The CLASS Act's fate is in doubt after its actuary said the Community Living Assistance Services and Supports Act office was shutting down and the administration acknowledged it was reducing staff working on the program. Last week, the Department of Health and Human Services announced it will be releasing its recommendations on how to proceed by mid-October.


"The CLASS Program was put into the Affordable Care Act because every American family faces the reality that an accident or illness requiring long-term care could devastate them financially," the letter to the president reads. "Our coalition of senior, disability and consumer organizations, representing millions of Americans, applauded you for standing up for CLASS, and we ask you to keep your commitment to implementing it."

Championed by the late Sen. Edward Kennedy (D-Mass.), the CLASS Act program has come under intense criticism from Republicans and some Democrats who think it's not sustainable. The voluntary program allows people who pay monthly premiums for five or more years to get daily payments to help them pay for long-term care if they become disabled.

The letter goes on to remind the president that his administration has the authority under the law to adjust premiums and benefit eligibility to make the program solvent.

"Mr.

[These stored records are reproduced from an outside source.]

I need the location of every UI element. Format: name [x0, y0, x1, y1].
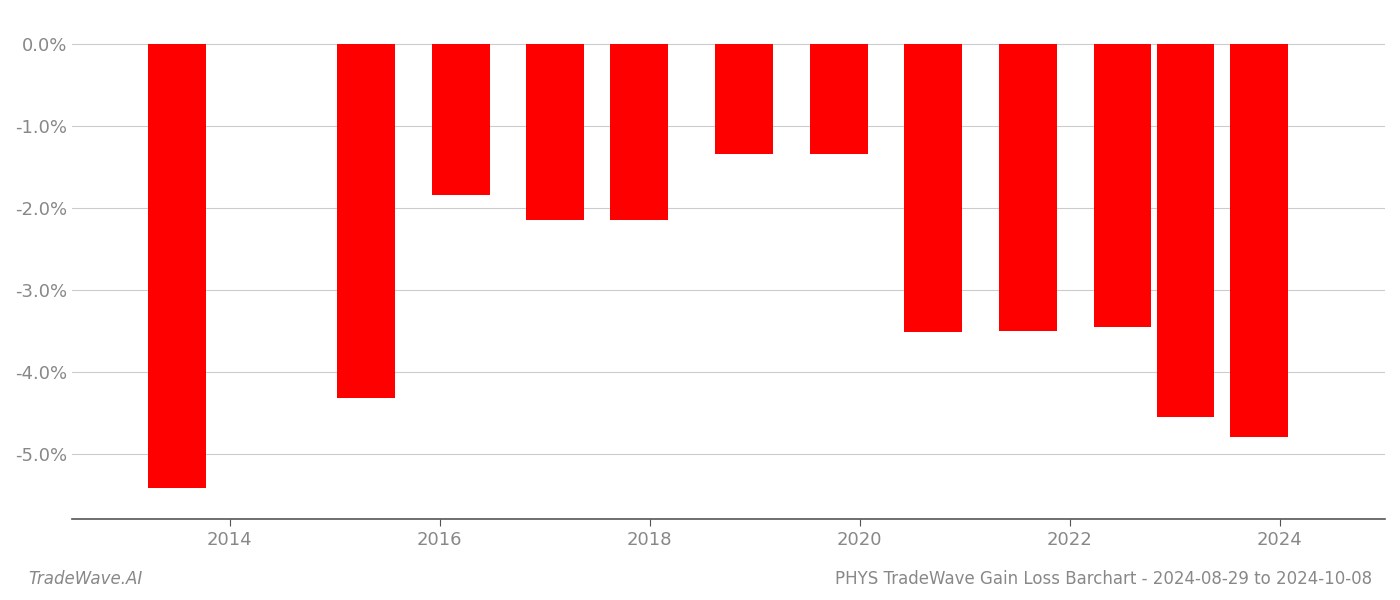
Bar: [1156, 44, 1214, 417]
Text: TradeWave.AI: TradeWave.AI: [28, 570, 143, 588]
Bar: [809, 44, 868, 154]
Bar: [148, 44, 206, 488]
Bar: [526, 44, 584, 220]
Bar: [1000, 44, 1057, 331]
Bar: [610, 44, 668, 220]
Bar: [904, 44, 962, 332]
Bar: [1231, 44, 1288, 437]
Bar: [337, 44, 395, 398]
Bar: [431, 44, 490, 196]
Bar: [715, 44, 773, 154]
Text: PHYS TradeWave Gain Loss Barchart - 2024-08-29 to 2024-10-08: PHYS TradeWave Gain Loss Barchart - 2024…: [834, 570, 1372, 588]
Bar: [1093, 44, 1151, 326]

President," the letter reads, "Congress gave you the authority to make necessary changes to the design of CLASS to make it work. We fully expect the administration to go forward and use that authority in implementing the law."

The letter is signed by a nonprofit partnership that is trying to raise awareness about the program. It is endorsed by powerful Democratic allies including the SEIU and national advocacy groups for people with disabilities.